トミー・ジョン手術から復帰した昨季は8月に右肘付近を故障し、わずか2試合の登板にとどまった。その後は打者に専念。不本意な1年だった。投手としての復活を期す今季は「常に効率良く投げたい。タイミングが大事だと思う」と、ここまでは主にフォーム固めを意識して調整。右肘への負担軽減をイメージする一方で、球速に制球を兼ね備えた理想型は変えていない。「どちらも大事です。それは並行しながらかなと思います」という。

新たなチャレンジも行っている。この日、日本時代とは異なる動きのチェンジアップも試投した。縦変化だけでなく、左打者から逃げるような軌道を求めるなど、新たな武器の習得にも着手した。「久しぶりに投げて変化も良かった。メインの球になれば」と、徐々に手応えも芽生え始めた。

キャンプインしてから、1週間が経過した。打者としても連日、力強い打球を飛ばしている。「二刀流」での完全復活へ向けて、まずは上々の滑り出しと言っていい。

◆20年エンゼルス大谷投手

▽2月23日 初めてブルペン入り。8割程度の力で20球。最速は81マイル(約130・4キロ)だった。

▽同26日 2度目のブルペン入り。変化球も交えて41球。最速を84マイル(約135・1キロ)まで上げた。

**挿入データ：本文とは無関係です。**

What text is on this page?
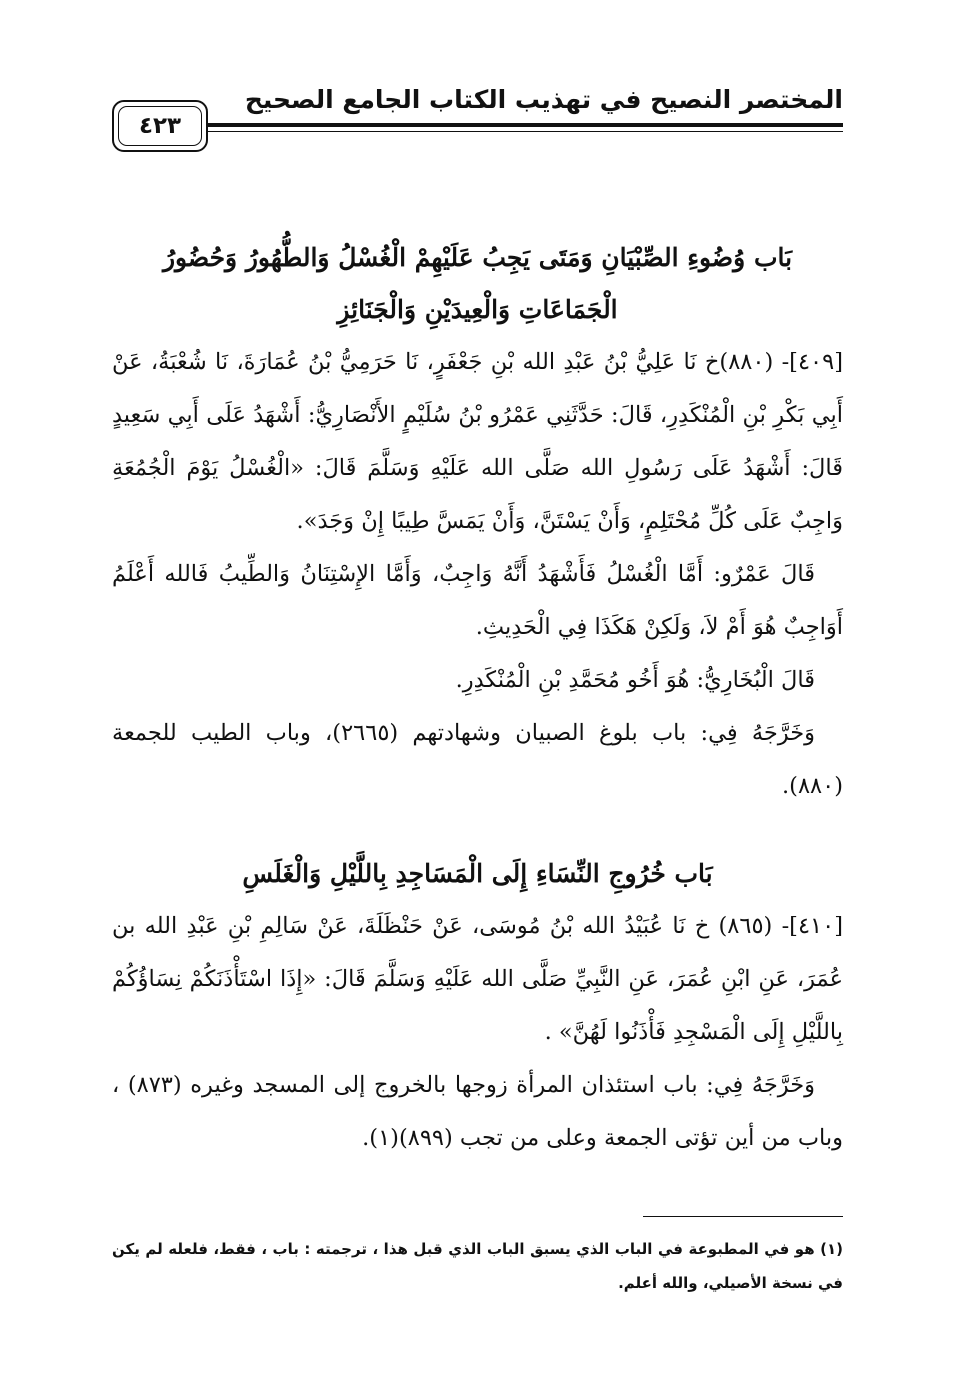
المختصر النصيح في تهذيب الكتاب الجامع الصحيح
٤٢٣
بَاب وُضُوءِ الصِّبْيَانِ وَمَتَى يَجِبُ عَلَيْهِمْ الْغُسْلُ وَالطُّهُورُ وَحُضُورُ الْجَمَاعَاتِ وَالْعِيدَيْنِ وَالْجَنَائِزِ

[٤٠٩]- (٨٨٠)خ نَا عَلِيُّ بْنُ عَبْدِ الله بْنِ جَعْفَرٍ، نَا حَرَمِيُّ بْنُ عُمَارَةَ، نَا شُعْبَةُ، عَنْ أَبِي بَكْرِ بْنِ الْمُنْكَدِرِ، قَالَ: حَدَّثَنِي عَمْرُو بْنُ سُلَيْمٍ الأَنْصَارِيُّ: أَشْهَدُ عَلَى أَبِي سَعِيدٍ قَالَ: أَشْهَدُ عَلَى رَسُولِ الله صَلَّى الله عَلَيْهِ وَسَلَّمَ قَالَ: «الْغُسْلُ يَوْمَ الْجُمُعَةِ وَاجِبٌ عَلَى كُلِّ مُحْتَلِمٍ، وَأَنْ يَسْتَنَّ، وَأَنْ يَمَسَّ طِيبًا إِنْ وَجَدَ».

قَالَ عَمْرٌو: أَمَّا الْغُسْلُ فَأَشْهَدُ أَنَّهُ وَاجِبٌ، وَأَمَّا الإِسْتِنَانُ وَالطِّيبُ فَالله أَعْلَمُ أَوَاجِبٌ هُوَ أَمْ لاَ، وَلَكِنْ هَكَذَا فِي الْحَدِيثِ.

قَالَ الْبُخَارِيُّ: هُوَ أَخُو مُحَمَّدِ بْنِ الْمُنْكَدِرِ.

وَخَرَّجَهُ فِي: باب بلوغ الصبيان وشهادتهم (٢٦٦٥)، وباب الطيب للجمعة (٨٨٠).

بَاب خُرُوجِ النِّسَاءِ إِلَى الْمَسَاجِدِ بِاللَّيْلِ وَالْغَلَسِ

[٤١٠]- (٨٦٥) خ نَا عُبَيْدُ الله بْنُ مُوسَى، عَنْ حَنْظَلَةَ، عَنْ سَالِمِ بْنِ عَبْدِ الله بن عُمَرَ، عَنِ ابْنِ عُمَرَ، عَنِ النَّبِيِّ صَلَّى الله عَلَيْهِ وَسَلَّمَ قَالَ: «إِذَا اسْتَأْذَنَكُمْ نِسَاؤُكُمْ بِاللَّيْلِ إِلَى الْمَسْجِدِ فَأْذَنُوا لَهُنَّ» .

وَخَرَّجَهُ فِي: باب استئذان المرأة زوجها بالخروج إلى المسجد وغيره (٨٧٣) ، وباب من أين تؤتى الجمعة وعلى من تجب (٨٩٩)(١).

(١) هو في المطبوعة في الباب الذي يسبق الباب الذي قبل هذا ، ترجمته : باب ، فقط، فلعله لم يكن في نسخة الأصيلي، والله أعلم.
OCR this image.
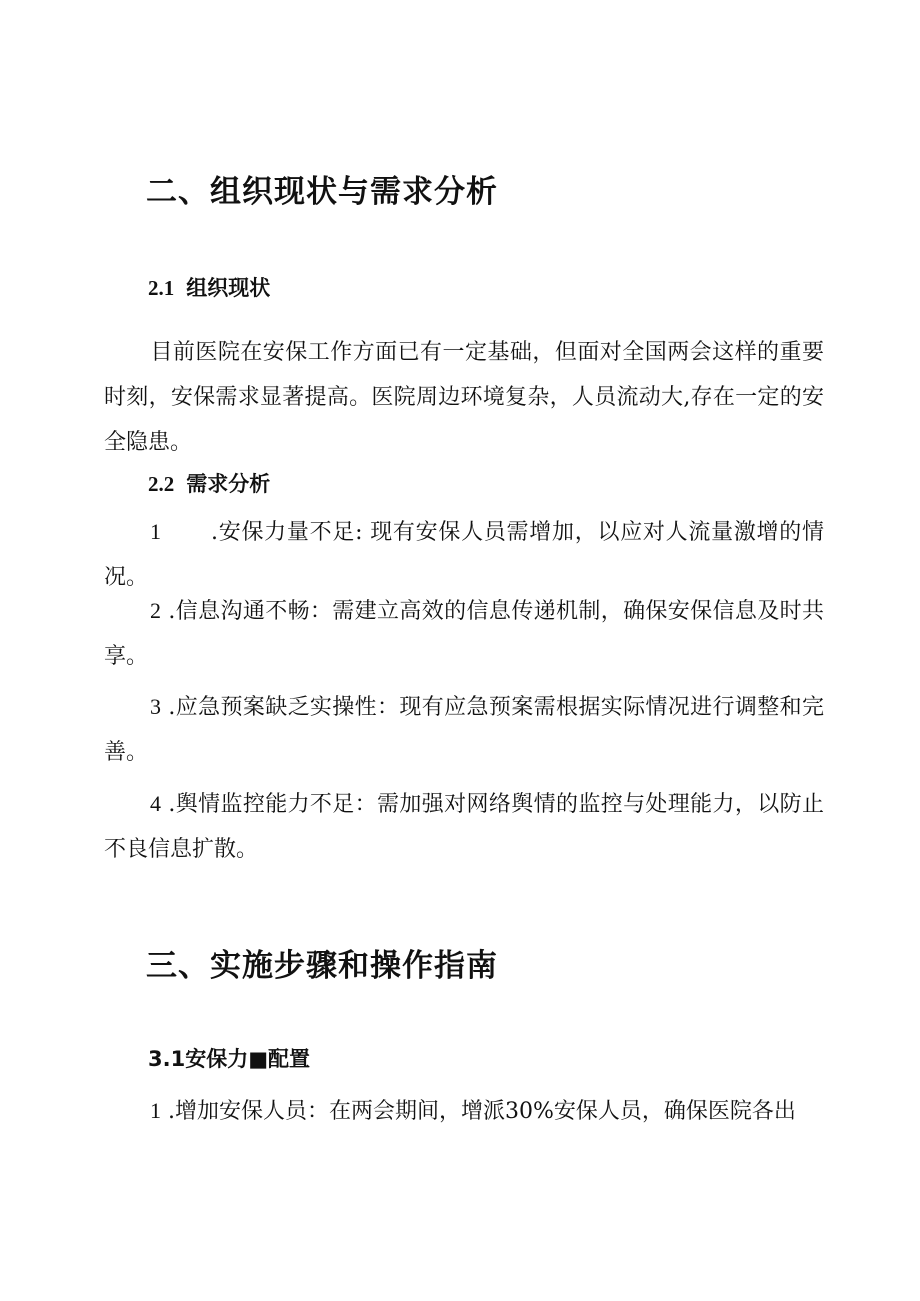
二、组织现状与需求分析
2.1 组织现状

目前医院在安保工作方面已有一定基础，但面对全国两会这样的重要时刻，安保需求显著提高。医院周边环境复杂，人员流动大,存在一定的安全隐患。

2.2 需求分析

1 .安保力量不足: 现有安保人员需增加，以应对人流量激增的情况。

2 .信息沟通不畅：需建立高效的信息传递机制，确保安保信息及时共享。

3 .应急预案缺乏实操性：现有应急预案需根据实际情况进行调整和完善。

4 .舆情监控能力不足：需加强对网络舆情的监控与处理能力，以防止不良信息扩散。

三、实施步骤和操作指南
3.1安保力■配置

1 .增加安保人员：在两会期间，增派30%安保人员，确保医院各出
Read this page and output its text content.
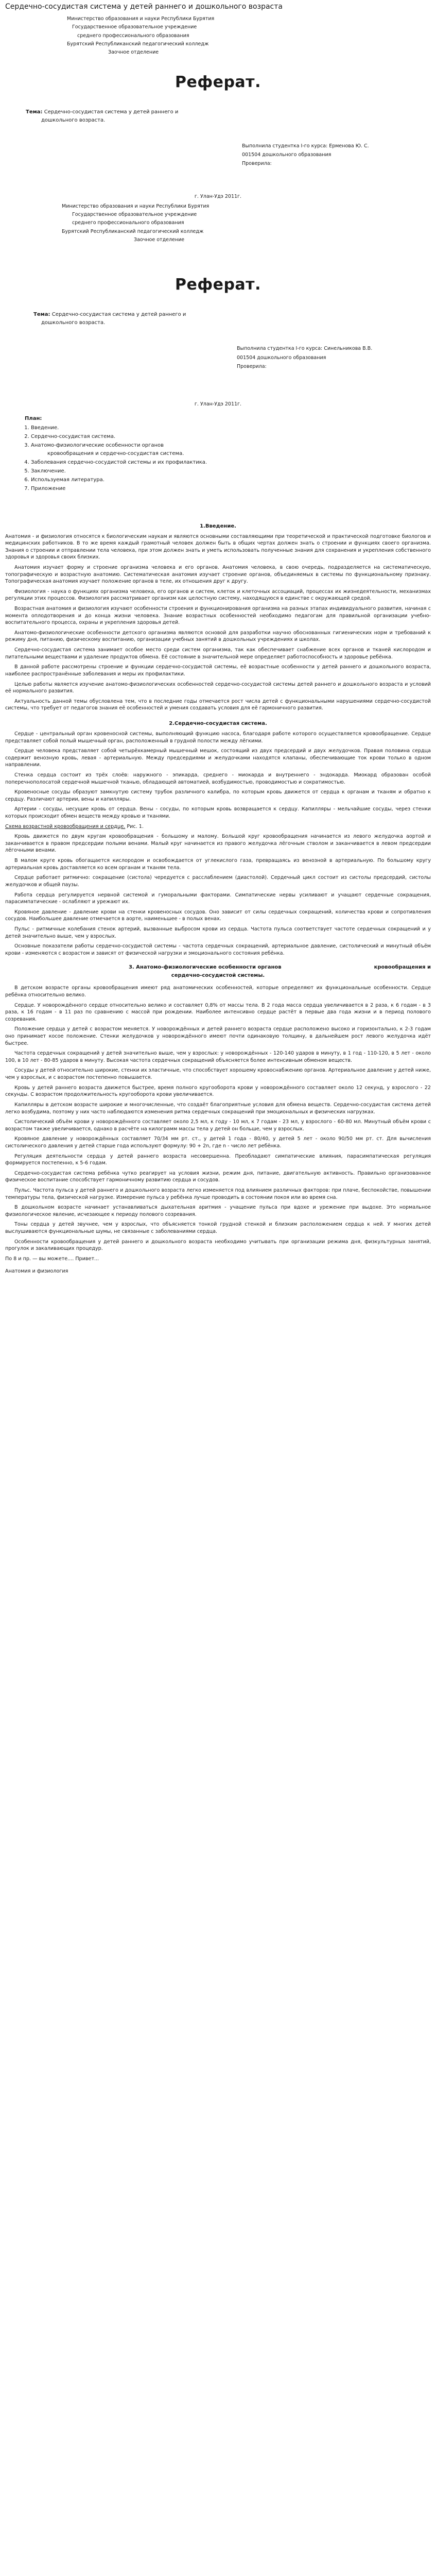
Сердечно-сосудистая система у детей раннего и дошкольного возраста
Министерство образования и науки Республики Бурятия
Государственное образовательное учреждение
среднего профессионального образования
Бурятский Республиканский педагогический колледж
Заочное отделение
Реферат.
Тема: Сердечно-сосудистая система у детей раннего и
дошкольного возраста.
Выполнила студентка I-го курса: Ерменова Ю. С.
001504 дошкольного образования
Проверила:
г. Улан-Удэ 2011г.
Министерство образования и науки Республики Бурятия
Государственное образовательное учреждение
среднего профессионального образования
Бурятский Республиканский педагогический колледж
Заочное отделение
Реферат.
Тема: Сердечно-сосудистая система у детей раннего и
дошкольного возраста.
Выполнила студентка I-го курса: Синельникова В.В.
001504 дошкольного образования
Проверила:
г. Улан-Удэ 2011г.
План:
1. Введение.
2. Сердечно-сосудистая система.
3. Анатомо-физиологические особенности органов
кровообращения и сердечно-сосудистая система.
4. Заболевания сердечно-сосудистой системы и их профилактика.
5. Заключение.
6. Используемая литература.
7. Приложение
1.Введение.

Анатомия - и физиология относятся к биологическим наукам и являются основными составляющими при теоретической и практической подготовке биологов и медицинских работников. В то же время каждый грамотный человек должен быть в общих чертах должен знать о строении и функциях своего организма. Знания о строении и отправлении тела человека, при этом должен знать и уметь использовать полученные знания для сохранения и укрепления собственного здоровья и здоровья своих близких.

Анатомия изучает форму и строение организма человека и его органов. Анатомия человека, в свою очередь, подразделяется на систематическую, топографическую и возрастную анатомию. Систематическая анатомия изучает строение органов, объединяемых в системы по функциональному признаку. Топографическая анатомия изучает положение органов в теле, их отношения друг к другу.

Физиология - наука о функциях организма человека, его органов и систем, клеток и клеточных ассоциаций, процессах их жизнедеятельности, механизмах регуляции этих процессов. Физиология рассматривает организм как целостную систему, находящуюся в единстве с окружающей средой.

Возрастная анатомия и физиология изучают особенности строения и функционирования организма на разных этапах индивидуального развития, начиная с момента оплодотворения и до конца жизни человека. Знание возрастных особенностей необходимо педагогам для правильной организации учебно-воспитательного процесса, охраны и укрепления здоровья детей.

Анатомо-физиологические особенности детского организма являются основой для разработки научно обоснованных гигиенических норм и требований к режиму дня, питанию, физическому воспитанию, организации учебных занятий в дошкольных учреждениях и школах.

Сердечно-сосудистая система занимает особое место среди систем организма, так как обеспечивает снабжение всех органов и тканей кислородом и питательными веществами и удаление продуктов обмена. Её состояние в значительной мере определяет работоспособность и здоровье ребёнка.

В данной работе рассмотрены строение и функции сердечно-сосудистой системы, её возрастные особенности у детей раннего и дошкольного возраста, наиболее распространённые заболевания и меры их профилактики.

Целью работы является изучение анатомо-физиологических особенностей сердечно-сосудистой системы детей раннего и дошкольного возраста и условий её нормального развития.

Актуальность данной темы обусловлена тем, что в последние годы отмечается рост числа детей с функциональными нарушениями сердечно-сосудистой системы, что требует от педагогов знания её особенностей и умения создавать условия для её гармоничного развития.

2.Сердечно-сосудистая система.

Сердце - центральный орган кровеносной системы, выполняющий функцию насоса, благодаря работе которого осуществляется кровообращение. Сердце представляет собой полый мышечный орган, расположенный в грудной полости между лёгкими.

Сердце человека представляет собой четырёхкамерный мышечный мешок, состоящий из двух предсердий и двух желудочков. Правая половина сердца содержит венозную кровь, левая - артериальную. Между предсердиями и желудочками находятся клапаны, обеспечивающие ток крови только в одном направлении.

Стенка сердца состоит из трёх слоёв: наружного - эпикарда, среднего - миокарда и внутреннего - эндокарда. Миокард образован особой поперечнополосатой сердечной мышечной тканью, обладающей автоматией, возбудимостью, проводимостью и сократимостью.

Кровеносные сосуды образуют замкнутую систему трубок различного калибра, по которым кровь движется от сердца к органам и тканям и обратно к сердцу. Различают артерии, вены и капилляры.

Артерии - сосуды, несущие кровь от сердца. Вены - сосуды, по которым кровь возвращается к сердцу. Капилляры - мельчайшие сосуды, через стенки которых происходит обмен веществ между кровью и тканями.

Схема возрастной кровообращения и сердце. Рис. 1.

Кровь движется по двум кругам кровообращения - большому и малому. Большой круг кровообращения начинается из левого желудочка аортой и заканчивается в правом предсердии полыми венами. Малый круг начинается из правого желудочка лёгочным стволом и заканчивается в левом предсердии лёгочными венами.

В малом круге кровь обогащается кислородом и освобождается от углекислого газа, превращаясь из венозной в артериальную. По большому кругу артериальная кровь доставляется ко всем органам и тканям тела.

Сердце работает ритмично: сокращение (систола) чередуется с расслаблением (диастолой). Сердечный цикл состоит из систолы предсердий, систолы желудочков и общей паузы.

Работа сердца регулируется нервной системой и гуморальными факторами. Симпатические нервы усиливают и учащают сердечные сокращения, парасимпатические - ослабляют и урежают их.

Кровяное давление - давление крови на стенки кровеносных сосудов. Оно зависит от силы сердечных сокращений, количества крови и сопротивления сосудов. Наибольшее давление отмечается в аорте, наименьшее - в полых венах.

Пульс - ритмичные колебания стенок артерий, вызванные выбросом крови из сердца. Частота пульса соответствует частоте сердечных сокращений и у детей значительно выше, чем у взрослых.

Основные показатели работы сердечно-сосудистой системы - частота сердечных сокращений, артериальное давление, систолический и минутный объём крови - изменяются с возрастом и зависят от физической нагрузки и эмоционального состояния ребёнка.

3. Анатомо-физиологические особенности органов	кровообращения и
сердечно-сосудистой системы.

В детском возрасте органы кровообращения имеют ряд анатомических особенностей, которые определяют их функциональные особенности. Сердце ребёнка относительно велико.

Сердце. У новорождённого сердце относительно велико и составляет 0,8% от массы тела. В 2 года масса сердца увеличивается в 2 раза, к 6 годам - в 3 раза, к 16 годам - в 11 раз по сравнению с массой при рождении. Наиболее интенсивно сердце растёт в первые два года жизни и в период полового созревания.

Положение сердца у детей с возрастом меняется. У новорождённых и детей раннего возраста сердце расположено высоко и горизонтально, к 2-3 годам оно принимает косое положение. Стенки желудочков у новорождённого имеют почти одинаковую толщину, в дальнейшем рост левого желудочка идёт быстрее.

Частота сердечных сокращений у детей значительно выше, чем у взрослых: у новорождённых - 120-140 ударов в минуту, в 1 год - 110-120, в 5 лет - около 100, в 10 лет - 80-85 ударов в минуту. Высокая частота сердечных сокращений объясняется более интенсивным обменом веществ.

Сосуды у детей относительно широкие, стенки их эластичные, что способствует хорошему кровоснабжению органов. Артериальное давление у детей ниже, чем у взрослых, и с возрастом постепенно повышается.

Кровь у детей раннего возраста движется быстрее, время полного кругооборота крови у новорождённого составляет около 12 секунд, у взрослого - 22 секунды. С возрастом продолжительность кругооборота крови увеличивается.

Капилляры в детском возрасте широкие и многочисленные, что создаёт благоприятные условия для обмена веществ. Сердечно-сосудистая система детей легко возбудима, поэтому у них часто наблюдаются изменения ритма сердечных сокращений при эмоциональных и физических нагрузках.

Систолический объём крови у новорождённого составляет около 2,5 мл, к году - 10 мл, к 7 годам - 23 мл, у взрослого - 60-80 мл. Минутный объём крови с возрастом также увеличивается, однако в расчёте на килограмм массы тела у детей он больше, чем у взрослых.

Кровяное давление у новорождённых составляет 70/34 мм рт. ст., у детей 1 года - 80/40, у детей 5 лет - около 90/50 мм рт. ст. Для вычисления систолического давления у детей старше года используют формулу: 90 + 2n, где n - число лет ребёнка.

Регуляция деятельности сердца у детей раннего возраста несовершенна. Преобладают симпатические влияния, парасимпатическая регуляция формируется постепенно, к 5-6 годам.

Сердечно-сосудистая система ребёнка чутко реагирует на условия жизни, режим дня, питание, двигательную активность. Правильно организованное физическое воспитание способствует гармоничному развитию сердца и сосудов.

Пульс. Частота пульса у детей раннего и дошкольного возраста легко изменяется под влиянием различных факторов: при плаче, беспокойстве, повышении температуры тела, физической нагрузке. Измерение пульса у ребёнка лучше проводить в состоянии покоя или во время сна.

В дошкольном возрасте начинает устанавливаться дыхательная аритмия - учащение пульса при вдохе и урежение при выдохе. Это нормальное физиологическое явление, исчезающее к периоду полового созревания.

Тоны сердца у детей звучнее, чем у взрослых, что объясняется тонкой грудной стенкой и близким расположением сердца к ней. У многих детей выслушиваются функциональные шумы, не связанные с заболеваниями сердца.

Особенности кровообращения у детей раннего и дошкольного возраста необходимо учитывать при организации режима дня, физкультурных занятий, прогулок и закаливающих процедур.

По 8 и пр. — вы можете.... Привет...

Анатомия и физиология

▽3月8日 徐々に調整を進め、5度目のブルペンで42球。打者が打席に立つ状況で90マイル(約144・8キロ)を記録した。

▽3月13日 MLBがキャンプ中断を決定。ライブBPなどの実戦登板は7月の2次キャンプで実施。

▽7月26日 公式戦復帰初戦は打者6人から1死も奪えず降板。直球の平均球速は92・9マイル(約149・5キロ)と球威に欠けた。

▽8月2日 復帰2戦目は直球の最速97・1マイル(約156・3キロ)をマークも、2回には89・1マイル(約143・4キロ)まで落ち込み、右肘靱帯(じんたい)の損傷が発覚した。